The brief conclusion to the book consists of three observations that speak for themselves (pp. 347–51). “First, it is clear that ancient Israel was home to a variety of religious beliefs and practices that developed from earlier West Semitic beliefs and practices attested in Bronze Age archives and cult centers.”

“Second, there is a sense in which the religion of ancient Israel emerges as a distinctive set of practices and beliefs. Above all there is the exodus tradition of Israel’s redemption as slaves from Egypt by its god, and of Yahweh and his unique covenant with them, given in the form of a treaty.”

“A third point is the gradual evolution and change in ancient Israel.
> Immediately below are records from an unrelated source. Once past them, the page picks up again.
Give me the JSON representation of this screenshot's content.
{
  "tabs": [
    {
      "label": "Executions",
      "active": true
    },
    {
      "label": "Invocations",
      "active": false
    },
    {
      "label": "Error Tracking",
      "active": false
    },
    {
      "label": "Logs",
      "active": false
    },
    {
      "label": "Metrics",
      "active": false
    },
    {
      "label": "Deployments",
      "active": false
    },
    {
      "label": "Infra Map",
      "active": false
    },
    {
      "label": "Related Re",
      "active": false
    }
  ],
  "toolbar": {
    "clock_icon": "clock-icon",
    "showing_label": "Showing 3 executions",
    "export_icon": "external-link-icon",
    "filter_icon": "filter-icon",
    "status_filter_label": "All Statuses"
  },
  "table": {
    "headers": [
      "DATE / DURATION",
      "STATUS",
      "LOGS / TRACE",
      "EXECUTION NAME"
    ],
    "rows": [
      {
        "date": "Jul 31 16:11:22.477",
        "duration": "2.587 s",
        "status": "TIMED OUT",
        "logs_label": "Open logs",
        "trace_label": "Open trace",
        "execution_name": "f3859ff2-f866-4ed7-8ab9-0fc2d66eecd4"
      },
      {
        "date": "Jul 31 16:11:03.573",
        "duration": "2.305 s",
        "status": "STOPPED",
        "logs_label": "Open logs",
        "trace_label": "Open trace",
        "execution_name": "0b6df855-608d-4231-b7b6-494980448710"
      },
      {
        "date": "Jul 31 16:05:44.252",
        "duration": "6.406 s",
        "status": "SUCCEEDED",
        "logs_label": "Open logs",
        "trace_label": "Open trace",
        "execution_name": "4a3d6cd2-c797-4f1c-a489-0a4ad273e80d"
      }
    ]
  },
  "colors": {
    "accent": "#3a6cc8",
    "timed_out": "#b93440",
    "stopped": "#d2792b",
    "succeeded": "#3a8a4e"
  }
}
Although the texts and archaeology indicate a diversity of religious practice present from the beginning until the end of the period, there are clear signs that as the centuries progressed this people became increasingly devoted to Yahweh alone and to his religion as attested in the biblical texts.”

Hess is an eminent evangelical scholar of outstanding erudition. One can only hope that the last three quotations can be revisited by him and made more palatable to those who represent the historical evangelical tradition of a previous but not necessarily unenlightened generation.